CityTV received many e-mails from concerned HonestReporting subscribers. However, the unsigned response was almost as dismal as the original correction:

The concerns of ‘Honest Reporting’ were given high priority and a correction was issued to correct the inadvertent error on the following show via a visual media which is a standard way of communicating information during a newscast.

We are wholly unconvinced by CityTV’s explanation.  Particularly as we are able to show rival Canadian Broadcasting Corporation’s proper and professional on air correction from as far back as 2004 showing CityTV how it should be done. In that case, after a report insinuated that the Mossad was behind abuses at Abu Ghraib in Iraq, CBC issued a clarification, verbally read on the nightly news by the anchorman.

If you feel that CityTV’s response is inadequate, please follow up with your considered comments to CityTV publicist Veronica Logue at: [email protected]

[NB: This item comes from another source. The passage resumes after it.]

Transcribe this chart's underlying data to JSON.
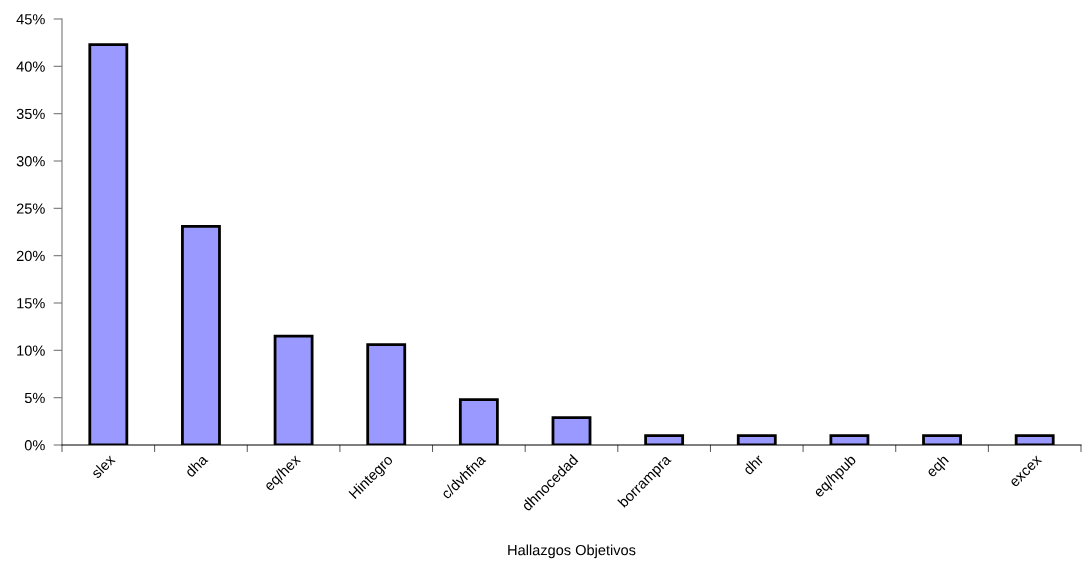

2. WHERE ARE YOU SIOBHAIN?

 

Another example of an inadequate response is that of The Guardian, which has attempted to justify the inclusion of a permanent link to the Hamas military wing on its website.

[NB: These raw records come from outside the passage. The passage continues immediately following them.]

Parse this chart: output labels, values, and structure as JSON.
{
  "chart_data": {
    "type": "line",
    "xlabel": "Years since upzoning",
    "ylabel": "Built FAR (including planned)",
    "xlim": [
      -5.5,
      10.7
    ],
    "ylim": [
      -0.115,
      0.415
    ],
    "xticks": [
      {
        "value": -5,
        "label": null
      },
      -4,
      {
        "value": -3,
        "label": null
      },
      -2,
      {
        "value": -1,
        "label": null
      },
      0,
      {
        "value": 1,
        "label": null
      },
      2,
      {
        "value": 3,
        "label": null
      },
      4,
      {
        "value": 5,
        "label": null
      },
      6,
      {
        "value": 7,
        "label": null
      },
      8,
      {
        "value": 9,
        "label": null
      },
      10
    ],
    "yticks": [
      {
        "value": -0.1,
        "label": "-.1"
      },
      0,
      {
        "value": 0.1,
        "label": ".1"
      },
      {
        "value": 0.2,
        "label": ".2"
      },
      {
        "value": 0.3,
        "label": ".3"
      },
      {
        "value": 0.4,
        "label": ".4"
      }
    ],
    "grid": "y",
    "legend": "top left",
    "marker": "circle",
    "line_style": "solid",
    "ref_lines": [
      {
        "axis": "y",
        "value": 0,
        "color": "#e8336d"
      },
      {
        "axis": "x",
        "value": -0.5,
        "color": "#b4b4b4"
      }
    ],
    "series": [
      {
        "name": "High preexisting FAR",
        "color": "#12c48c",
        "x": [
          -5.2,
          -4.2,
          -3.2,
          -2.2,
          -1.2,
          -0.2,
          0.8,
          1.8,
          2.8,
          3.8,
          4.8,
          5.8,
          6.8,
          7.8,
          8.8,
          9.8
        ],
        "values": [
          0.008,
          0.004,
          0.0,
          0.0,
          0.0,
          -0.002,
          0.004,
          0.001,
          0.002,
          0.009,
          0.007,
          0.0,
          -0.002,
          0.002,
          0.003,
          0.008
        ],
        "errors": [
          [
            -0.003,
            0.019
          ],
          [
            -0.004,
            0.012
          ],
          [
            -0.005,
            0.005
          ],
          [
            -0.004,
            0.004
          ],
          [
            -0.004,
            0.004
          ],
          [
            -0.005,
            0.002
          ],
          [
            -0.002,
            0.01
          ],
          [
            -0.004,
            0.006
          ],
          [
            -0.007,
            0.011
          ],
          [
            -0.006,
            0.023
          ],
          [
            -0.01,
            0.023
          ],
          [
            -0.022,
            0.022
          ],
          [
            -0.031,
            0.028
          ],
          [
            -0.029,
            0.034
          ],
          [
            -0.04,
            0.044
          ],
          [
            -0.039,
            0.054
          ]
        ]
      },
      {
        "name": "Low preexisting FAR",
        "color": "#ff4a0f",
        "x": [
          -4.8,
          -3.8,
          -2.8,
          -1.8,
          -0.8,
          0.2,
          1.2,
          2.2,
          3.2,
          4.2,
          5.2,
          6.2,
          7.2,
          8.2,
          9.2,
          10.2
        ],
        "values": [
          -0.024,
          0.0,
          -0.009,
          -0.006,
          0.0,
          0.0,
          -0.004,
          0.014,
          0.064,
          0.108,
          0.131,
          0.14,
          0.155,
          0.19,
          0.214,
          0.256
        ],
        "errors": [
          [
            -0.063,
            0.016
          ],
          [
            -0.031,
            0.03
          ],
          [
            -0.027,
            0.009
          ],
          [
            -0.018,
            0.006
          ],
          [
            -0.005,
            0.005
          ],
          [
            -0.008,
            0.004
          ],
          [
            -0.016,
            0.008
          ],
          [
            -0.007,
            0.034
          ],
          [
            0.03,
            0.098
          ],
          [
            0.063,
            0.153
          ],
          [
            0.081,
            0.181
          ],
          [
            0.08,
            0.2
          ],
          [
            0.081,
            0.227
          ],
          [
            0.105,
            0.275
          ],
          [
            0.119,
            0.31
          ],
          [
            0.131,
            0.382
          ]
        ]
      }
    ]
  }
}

Stand-in readers’ editor David McKie argued that the link had been present for some 10 years. Yet he later attempted to justify its inclusion, in contrast to other terror organizations such as al-Qaeda, by stating that “Hamas was elected to power by the Palestinian people.”

A number of you picked up that Hamas won the 2006 Palestinian elections. So does McKie, based on his own logic, acknowledge that the presence of the Hamas link at The Guardian was not justified before this date?

In any case, regular readers’ editor Siobhain Butterworth has returned from vacation. Butterworth has previously been prepared to acknowledge mistakes and to take appropriate action, such as the removal of a one-sided video after HonestReporting’s subscribers took action.

Now that Butterworth is back, we hope that she will address this issue properly. Please write to her at [email protected].

3. WHERE’S THE CORRECTION?

 

At the same time, please also ask Siobhain Butterworth why The Guardian has still not
corrected a factual error dating back an 11 August obituary for Palestinian poet Mahmoud Darwish, which wrongly claimed that: “Israeli Arabs lived under military rule from 1948 to 1986. They were curbed in their movements and in any political activity.”

In fact, while Israeli Arabs did live under emergency martial law following the War of Independence, these restrictions were removed in their entirety in 1966 and not 1986 as stated.

This is a clear factual error and there is simply no excuse for not publishing a correction, as The Guardian does for other errors that are brought to its attention.